Just in case you didn't know, The Sims is a god game. Not your ordinary god game though, this is first and foremost about people. You play god, set yourself up a little family and watch them live out their daily lives whilst you tamper with their jobs, property, lifestyles, relationships, and other assorted aspects. Obviously, being a mere video game, herein lies the opportunity to experiment and have a little fun, without having to face the consequences that would occur in, say, real life.

To cater for as wide a market as possible, the original PC version of The Sims didn't attempt anything adventurous graphically but, thanks to the wonders of modern technology, on the PS2 things have significantly improved. Now you can explore an entirely new 3D world thanks to the added power of Sony's little black box. The gameplay has also taken a slight twist, appearing with a more level-based structure. You start with just one Sim in a shack and move into bigger and better homes as you advance through life's big moments, meeting new neighbours and unlocking objects along the way. You can also create your perfect Sims home in an open-ended game play mode.

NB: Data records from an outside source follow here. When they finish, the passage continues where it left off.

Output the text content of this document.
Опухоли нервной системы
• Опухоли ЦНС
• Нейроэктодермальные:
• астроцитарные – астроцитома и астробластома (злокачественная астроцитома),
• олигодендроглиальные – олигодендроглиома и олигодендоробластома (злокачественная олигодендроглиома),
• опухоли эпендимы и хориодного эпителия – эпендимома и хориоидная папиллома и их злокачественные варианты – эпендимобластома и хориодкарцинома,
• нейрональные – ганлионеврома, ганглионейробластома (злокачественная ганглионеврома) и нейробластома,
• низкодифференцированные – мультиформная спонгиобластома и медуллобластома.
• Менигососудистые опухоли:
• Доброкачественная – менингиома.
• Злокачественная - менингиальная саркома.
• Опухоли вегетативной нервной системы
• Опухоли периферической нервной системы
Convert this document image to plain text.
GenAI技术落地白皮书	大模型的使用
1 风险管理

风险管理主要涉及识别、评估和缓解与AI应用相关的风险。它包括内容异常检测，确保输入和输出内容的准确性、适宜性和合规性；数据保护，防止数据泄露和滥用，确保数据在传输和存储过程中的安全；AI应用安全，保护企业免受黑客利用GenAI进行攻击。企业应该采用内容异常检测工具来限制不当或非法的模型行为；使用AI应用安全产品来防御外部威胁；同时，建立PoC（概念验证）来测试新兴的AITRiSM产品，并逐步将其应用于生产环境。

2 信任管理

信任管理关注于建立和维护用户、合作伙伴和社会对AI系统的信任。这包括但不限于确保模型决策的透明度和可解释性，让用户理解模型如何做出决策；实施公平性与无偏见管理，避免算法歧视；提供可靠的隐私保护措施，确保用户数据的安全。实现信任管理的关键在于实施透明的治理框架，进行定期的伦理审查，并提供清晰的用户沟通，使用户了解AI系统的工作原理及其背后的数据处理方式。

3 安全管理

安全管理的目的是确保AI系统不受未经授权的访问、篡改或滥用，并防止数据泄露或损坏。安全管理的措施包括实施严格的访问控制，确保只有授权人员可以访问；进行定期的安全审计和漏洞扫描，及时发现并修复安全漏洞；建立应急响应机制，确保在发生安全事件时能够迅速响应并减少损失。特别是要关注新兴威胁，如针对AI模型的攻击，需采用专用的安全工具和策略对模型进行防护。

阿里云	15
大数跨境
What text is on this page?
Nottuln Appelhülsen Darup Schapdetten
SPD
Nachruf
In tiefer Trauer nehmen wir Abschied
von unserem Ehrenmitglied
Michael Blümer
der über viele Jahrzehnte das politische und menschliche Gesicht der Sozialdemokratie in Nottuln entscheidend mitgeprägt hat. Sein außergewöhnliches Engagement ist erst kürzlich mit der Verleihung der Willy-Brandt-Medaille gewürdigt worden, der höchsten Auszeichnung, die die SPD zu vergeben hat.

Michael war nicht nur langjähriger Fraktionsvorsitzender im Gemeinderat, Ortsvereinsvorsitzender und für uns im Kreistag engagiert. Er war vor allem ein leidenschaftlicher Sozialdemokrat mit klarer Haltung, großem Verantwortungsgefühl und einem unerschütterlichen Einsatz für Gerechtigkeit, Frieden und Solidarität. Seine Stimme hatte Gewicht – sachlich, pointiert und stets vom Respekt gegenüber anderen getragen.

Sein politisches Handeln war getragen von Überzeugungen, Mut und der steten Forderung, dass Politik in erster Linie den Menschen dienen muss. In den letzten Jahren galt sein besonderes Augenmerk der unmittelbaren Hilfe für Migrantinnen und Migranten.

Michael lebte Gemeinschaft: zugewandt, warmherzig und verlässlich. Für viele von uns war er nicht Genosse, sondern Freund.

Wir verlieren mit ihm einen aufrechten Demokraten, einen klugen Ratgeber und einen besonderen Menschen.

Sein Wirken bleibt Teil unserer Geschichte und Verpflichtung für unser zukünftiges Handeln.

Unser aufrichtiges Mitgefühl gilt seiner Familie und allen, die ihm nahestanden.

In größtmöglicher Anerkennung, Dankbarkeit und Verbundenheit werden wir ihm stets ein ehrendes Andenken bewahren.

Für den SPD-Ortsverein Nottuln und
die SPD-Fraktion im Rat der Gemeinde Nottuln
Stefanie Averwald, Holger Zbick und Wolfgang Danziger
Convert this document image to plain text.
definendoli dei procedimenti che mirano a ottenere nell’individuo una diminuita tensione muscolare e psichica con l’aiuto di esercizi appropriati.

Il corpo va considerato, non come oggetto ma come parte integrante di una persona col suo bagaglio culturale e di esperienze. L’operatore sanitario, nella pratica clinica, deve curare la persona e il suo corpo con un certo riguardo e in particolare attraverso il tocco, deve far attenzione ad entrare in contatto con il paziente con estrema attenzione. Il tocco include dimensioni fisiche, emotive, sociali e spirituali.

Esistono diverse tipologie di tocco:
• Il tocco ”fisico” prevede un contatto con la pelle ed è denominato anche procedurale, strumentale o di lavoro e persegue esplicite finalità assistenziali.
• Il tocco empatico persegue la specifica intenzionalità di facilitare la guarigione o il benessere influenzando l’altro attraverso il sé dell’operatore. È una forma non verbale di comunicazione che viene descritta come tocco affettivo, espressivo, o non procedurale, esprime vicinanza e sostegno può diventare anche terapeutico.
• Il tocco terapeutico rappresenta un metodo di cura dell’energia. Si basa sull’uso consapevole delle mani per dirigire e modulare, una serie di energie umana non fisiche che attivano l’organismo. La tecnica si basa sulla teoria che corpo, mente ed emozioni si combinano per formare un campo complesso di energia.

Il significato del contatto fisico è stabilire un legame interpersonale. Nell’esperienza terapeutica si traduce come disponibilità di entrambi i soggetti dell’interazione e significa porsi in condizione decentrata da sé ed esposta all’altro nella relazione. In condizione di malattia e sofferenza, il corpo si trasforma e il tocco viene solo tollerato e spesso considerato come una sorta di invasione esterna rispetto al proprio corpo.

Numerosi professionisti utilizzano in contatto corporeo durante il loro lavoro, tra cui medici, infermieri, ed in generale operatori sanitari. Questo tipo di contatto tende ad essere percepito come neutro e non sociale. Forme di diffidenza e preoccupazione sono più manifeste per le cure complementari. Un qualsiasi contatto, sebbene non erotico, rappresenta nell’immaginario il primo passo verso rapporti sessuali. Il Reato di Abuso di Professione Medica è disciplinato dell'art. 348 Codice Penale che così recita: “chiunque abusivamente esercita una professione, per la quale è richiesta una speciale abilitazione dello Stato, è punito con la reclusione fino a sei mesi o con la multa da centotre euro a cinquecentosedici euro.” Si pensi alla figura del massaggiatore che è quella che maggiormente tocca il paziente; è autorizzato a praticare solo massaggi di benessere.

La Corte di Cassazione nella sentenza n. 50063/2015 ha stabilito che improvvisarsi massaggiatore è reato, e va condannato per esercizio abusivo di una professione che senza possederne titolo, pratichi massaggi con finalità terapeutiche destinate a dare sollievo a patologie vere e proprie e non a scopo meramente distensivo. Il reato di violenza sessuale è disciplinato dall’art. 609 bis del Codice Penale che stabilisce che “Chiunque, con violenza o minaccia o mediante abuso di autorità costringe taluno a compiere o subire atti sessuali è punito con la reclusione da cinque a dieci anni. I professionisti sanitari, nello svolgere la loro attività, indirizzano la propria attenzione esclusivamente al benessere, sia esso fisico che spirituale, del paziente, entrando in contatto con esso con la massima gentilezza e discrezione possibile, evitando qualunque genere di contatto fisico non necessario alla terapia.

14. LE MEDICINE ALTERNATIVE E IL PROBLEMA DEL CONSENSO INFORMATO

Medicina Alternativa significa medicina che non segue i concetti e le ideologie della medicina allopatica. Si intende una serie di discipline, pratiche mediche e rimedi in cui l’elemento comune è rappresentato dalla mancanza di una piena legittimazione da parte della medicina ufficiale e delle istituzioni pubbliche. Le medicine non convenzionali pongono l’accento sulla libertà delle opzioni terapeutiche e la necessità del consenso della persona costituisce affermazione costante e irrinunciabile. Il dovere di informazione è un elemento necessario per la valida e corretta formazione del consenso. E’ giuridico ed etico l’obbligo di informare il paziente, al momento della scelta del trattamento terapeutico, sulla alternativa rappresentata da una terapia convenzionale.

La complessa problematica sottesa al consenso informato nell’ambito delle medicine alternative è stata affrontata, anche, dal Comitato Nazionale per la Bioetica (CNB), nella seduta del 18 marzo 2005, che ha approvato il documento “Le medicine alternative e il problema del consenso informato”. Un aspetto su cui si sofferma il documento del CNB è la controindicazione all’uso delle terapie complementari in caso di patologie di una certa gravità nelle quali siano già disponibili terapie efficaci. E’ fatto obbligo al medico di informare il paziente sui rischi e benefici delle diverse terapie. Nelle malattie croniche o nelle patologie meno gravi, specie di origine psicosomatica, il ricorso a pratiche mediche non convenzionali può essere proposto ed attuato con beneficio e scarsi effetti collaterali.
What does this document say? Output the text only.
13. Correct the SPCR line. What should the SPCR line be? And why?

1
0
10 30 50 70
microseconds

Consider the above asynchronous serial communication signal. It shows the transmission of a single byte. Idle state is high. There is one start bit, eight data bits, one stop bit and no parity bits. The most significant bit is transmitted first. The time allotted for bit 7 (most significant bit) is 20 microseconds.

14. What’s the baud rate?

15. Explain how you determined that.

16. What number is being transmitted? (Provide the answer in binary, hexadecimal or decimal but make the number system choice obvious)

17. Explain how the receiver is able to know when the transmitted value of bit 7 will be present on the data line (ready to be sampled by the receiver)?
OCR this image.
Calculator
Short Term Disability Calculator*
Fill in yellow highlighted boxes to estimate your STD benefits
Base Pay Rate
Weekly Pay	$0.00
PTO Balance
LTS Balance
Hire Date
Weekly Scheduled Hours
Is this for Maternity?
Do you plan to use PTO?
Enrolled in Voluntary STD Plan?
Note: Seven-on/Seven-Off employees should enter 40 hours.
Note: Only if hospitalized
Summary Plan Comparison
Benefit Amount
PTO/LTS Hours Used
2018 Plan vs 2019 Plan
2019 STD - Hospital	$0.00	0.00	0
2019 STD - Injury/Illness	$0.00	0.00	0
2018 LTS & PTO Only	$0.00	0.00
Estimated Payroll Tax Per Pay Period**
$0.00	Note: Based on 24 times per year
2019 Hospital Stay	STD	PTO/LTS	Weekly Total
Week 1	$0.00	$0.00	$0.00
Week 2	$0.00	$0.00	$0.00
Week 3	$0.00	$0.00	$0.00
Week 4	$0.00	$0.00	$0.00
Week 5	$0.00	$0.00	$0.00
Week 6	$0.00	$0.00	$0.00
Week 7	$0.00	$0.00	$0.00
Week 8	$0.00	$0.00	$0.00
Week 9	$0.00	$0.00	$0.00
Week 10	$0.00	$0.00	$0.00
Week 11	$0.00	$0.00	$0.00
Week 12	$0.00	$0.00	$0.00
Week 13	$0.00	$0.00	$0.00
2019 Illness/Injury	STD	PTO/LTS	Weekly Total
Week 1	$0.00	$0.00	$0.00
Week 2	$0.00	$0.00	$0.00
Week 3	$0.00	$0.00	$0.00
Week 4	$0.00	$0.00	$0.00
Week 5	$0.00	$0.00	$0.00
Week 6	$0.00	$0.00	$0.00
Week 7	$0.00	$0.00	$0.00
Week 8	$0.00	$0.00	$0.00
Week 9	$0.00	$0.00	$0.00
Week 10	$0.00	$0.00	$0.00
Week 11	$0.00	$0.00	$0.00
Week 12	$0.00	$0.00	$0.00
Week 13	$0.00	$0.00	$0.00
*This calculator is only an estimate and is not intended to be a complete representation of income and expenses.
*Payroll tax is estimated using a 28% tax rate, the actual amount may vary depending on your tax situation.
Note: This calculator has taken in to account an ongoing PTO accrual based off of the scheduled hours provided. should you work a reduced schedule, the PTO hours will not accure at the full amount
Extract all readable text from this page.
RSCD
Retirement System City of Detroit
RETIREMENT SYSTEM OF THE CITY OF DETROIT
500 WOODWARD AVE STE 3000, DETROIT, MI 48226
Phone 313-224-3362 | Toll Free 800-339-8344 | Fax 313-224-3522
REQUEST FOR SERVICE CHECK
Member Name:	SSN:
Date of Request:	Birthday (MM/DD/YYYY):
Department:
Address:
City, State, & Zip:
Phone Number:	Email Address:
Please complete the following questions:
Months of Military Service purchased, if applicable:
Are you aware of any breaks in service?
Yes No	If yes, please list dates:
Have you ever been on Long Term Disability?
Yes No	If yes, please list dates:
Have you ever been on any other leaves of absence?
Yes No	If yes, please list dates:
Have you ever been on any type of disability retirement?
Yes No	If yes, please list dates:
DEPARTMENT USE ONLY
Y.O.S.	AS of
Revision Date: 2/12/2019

Another first for the series is the option of a multiplayer mode, which allows two players to control their own Sims in the same environment. The object in this situation is to play against each other for popularity and money. When you've done, save your house and Sims onto your memory card and take them home. Until next time.

With the added bonus of exclusive content, such as new characters and objects, it can't be argued that The Sims is not an extremely welcome arrival on the PlayStation 2. And it's about time too!